Lori Hirshman, associate director of development and internal medicine at the University of Michigan’s Michigan Medicine Office of Development, said in an email that the funds help.

“The funds support research to understand the cause of scleroderma and develop new effective medications for treatment of scleroderma,” she said via email. “As one of the country’s leaders in this field, the University of Michigan’s program is committed to the highest-quality patient care, education of our medical students, and ongoing intensive research to improve early diagnosis and design more effective treatments.”

Hicks and others presented the $16,000 donation check Nov. 21 at the University of Michigan.

“It made me feel like a superstar,” she said, adding that the event was heartwarming.

She said that she and her team have helped put together a peer mentoring program through the U-M scleroderma program.

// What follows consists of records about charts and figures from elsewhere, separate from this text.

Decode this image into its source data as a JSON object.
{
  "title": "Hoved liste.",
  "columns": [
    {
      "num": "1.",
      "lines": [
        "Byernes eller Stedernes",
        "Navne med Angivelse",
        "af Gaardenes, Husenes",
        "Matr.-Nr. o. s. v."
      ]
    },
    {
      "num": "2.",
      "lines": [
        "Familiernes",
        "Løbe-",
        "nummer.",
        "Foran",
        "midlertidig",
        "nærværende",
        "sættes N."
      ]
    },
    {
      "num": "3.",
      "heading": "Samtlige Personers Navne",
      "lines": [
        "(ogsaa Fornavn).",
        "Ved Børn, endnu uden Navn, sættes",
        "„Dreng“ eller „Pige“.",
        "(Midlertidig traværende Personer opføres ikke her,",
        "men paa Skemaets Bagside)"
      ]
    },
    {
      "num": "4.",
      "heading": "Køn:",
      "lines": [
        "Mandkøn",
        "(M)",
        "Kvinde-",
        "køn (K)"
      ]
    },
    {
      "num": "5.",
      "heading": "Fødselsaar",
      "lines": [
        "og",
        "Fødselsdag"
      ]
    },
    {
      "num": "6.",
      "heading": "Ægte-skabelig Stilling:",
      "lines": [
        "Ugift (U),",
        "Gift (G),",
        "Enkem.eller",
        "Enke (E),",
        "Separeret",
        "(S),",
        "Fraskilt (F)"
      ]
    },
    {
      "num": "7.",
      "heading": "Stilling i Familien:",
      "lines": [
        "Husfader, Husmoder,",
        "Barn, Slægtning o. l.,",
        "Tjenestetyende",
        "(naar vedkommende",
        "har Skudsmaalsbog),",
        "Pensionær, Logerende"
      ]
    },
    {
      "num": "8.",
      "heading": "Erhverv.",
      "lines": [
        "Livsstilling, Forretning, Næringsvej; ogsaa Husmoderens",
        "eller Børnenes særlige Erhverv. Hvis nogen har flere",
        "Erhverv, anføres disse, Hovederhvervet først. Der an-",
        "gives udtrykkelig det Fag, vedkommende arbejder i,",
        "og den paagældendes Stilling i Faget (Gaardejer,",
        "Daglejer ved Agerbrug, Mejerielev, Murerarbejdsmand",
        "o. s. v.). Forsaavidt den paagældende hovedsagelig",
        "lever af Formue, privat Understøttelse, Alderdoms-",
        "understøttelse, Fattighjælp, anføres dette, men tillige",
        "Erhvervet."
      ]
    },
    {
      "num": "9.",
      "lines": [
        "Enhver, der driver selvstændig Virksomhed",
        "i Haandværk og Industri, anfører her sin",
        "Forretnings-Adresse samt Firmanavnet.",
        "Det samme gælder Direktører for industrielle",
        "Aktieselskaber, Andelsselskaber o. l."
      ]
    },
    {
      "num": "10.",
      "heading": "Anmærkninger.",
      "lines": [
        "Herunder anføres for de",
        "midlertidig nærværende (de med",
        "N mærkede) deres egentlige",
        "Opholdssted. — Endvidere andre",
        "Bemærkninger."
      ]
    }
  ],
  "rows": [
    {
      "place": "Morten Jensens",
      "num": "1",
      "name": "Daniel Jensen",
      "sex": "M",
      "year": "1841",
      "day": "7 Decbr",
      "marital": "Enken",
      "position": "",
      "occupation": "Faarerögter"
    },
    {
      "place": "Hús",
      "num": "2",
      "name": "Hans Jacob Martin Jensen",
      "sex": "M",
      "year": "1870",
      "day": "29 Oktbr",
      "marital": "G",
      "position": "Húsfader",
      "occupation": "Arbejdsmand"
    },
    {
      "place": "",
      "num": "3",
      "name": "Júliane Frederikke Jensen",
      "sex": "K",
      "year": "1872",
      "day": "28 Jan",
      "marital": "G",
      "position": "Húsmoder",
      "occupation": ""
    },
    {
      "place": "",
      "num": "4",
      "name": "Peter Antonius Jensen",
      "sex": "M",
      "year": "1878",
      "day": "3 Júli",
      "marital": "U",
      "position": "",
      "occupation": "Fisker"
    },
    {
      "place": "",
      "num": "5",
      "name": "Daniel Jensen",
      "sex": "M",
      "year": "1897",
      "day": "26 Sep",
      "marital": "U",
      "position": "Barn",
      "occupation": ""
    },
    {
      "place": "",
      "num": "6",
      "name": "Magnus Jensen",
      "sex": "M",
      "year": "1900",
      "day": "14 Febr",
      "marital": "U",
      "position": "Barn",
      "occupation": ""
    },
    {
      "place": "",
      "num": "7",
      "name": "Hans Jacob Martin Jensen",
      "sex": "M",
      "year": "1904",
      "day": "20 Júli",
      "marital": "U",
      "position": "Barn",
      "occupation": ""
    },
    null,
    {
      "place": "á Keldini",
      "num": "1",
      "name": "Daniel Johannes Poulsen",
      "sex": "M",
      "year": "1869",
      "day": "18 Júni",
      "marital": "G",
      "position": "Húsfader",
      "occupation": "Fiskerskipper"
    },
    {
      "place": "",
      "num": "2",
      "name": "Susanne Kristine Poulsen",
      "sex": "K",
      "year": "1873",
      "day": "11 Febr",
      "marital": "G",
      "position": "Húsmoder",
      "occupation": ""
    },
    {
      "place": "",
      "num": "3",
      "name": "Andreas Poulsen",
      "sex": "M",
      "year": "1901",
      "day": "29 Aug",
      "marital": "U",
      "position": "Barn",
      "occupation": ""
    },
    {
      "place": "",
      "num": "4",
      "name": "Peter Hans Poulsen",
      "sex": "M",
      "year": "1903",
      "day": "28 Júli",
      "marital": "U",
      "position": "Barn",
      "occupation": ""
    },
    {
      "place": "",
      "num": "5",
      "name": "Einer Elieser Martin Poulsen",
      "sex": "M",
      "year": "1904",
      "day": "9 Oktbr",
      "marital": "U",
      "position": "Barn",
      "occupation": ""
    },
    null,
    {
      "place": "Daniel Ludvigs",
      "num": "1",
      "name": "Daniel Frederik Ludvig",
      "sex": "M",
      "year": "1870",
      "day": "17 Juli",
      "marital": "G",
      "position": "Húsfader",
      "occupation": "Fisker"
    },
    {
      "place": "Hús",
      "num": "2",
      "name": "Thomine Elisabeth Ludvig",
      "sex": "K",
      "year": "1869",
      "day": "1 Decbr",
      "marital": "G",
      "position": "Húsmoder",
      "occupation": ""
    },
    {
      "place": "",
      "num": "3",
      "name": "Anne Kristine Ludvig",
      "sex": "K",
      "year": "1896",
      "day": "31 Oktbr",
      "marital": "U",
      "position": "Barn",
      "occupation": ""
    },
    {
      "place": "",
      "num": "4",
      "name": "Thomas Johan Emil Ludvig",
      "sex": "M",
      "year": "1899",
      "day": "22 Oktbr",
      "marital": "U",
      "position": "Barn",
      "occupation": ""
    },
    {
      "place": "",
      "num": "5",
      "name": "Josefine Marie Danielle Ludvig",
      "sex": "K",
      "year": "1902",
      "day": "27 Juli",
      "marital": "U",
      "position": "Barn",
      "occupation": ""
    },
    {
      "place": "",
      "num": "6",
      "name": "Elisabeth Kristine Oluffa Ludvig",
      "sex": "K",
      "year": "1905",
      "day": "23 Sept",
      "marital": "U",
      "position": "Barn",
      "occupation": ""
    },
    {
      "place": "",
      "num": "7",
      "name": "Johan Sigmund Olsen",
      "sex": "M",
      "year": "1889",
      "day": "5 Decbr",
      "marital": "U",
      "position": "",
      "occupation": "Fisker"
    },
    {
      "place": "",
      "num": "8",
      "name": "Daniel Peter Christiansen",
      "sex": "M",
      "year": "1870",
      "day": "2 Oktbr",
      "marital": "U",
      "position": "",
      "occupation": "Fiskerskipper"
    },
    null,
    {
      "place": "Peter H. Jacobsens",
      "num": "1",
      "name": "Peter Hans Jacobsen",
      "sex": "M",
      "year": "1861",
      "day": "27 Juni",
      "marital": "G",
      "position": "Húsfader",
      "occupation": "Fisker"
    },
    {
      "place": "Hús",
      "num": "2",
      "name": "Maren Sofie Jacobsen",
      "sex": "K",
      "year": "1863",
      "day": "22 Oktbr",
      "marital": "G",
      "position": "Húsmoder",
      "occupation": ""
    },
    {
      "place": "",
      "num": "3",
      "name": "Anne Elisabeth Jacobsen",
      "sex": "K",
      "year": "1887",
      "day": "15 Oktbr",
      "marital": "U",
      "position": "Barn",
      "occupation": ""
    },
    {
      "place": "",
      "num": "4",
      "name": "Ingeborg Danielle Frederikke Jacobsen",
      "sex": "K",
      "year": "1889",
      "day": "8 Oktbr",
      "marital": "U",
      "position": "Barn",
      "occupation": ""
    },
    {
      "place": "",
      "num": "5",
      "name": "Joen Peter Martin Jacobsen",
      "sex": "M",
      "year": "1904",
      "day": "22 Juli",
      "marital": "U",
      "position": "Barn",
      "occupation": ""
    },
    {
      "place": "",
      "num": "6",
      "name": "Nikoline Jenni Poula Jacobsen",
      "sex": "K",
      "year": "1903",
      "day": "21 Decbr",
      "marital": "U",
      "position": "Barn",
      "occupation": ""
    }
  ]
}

“(They) match you up with someone who has gone through the process before,” she said, adding that the initial diagnosis can be a scary time, especially when reading about it online. “(You) think, ‘Wow, I’m going to die from this.’ That is not what we want patients to hear. We want them to hear all the hope that there is.”

She said about five or six peer mentors are on board currently in the program.

Jody Fisher, program manager at the University of Michigan Division of Rheumatology Scleroderma Program, said in an email that Khanna’s peer mentoring program helps serve his patients’ complex emotional and self-management needs.

“My first task when hired on as scleroderma program manager was to make his vision a reality,” she said, adding that all of the mentors are trained in privacy regulations and how to counsel patients.

“Including honing their listening skills and learning how to serve our patients on their terms,” she said. “For example, scleroderma patients suffer from extreme fatigue, but may still very much need the support of a mentor (who is also suffering from extreme fatigue).”

She said that to address this, the program encourages its mentors to communicate in the way that their partner prefers, whether that is via email, text or telephone call.

Hicks agreed.

“Some of the patients don’t feel comfortable yet with the disease and meeting face to face,” she said.

She said the scleroderma community is all about connections and support. She said her mother was talking with a hairstylist about a past fundraising event when a man overheard the conversation and told them about his 24-year-old daughter in Chicago who had just been diagnosed.

“She is really scared, and my mom gave her my number and I was able to contact her,” Hicks said.

She said people should recognize the disease for what it is and maybe reach out to someone who has it.

“Reach out to patients who are suffering and would like to talk to someone else who is managing the disease — that is really the important thing to me,” she said.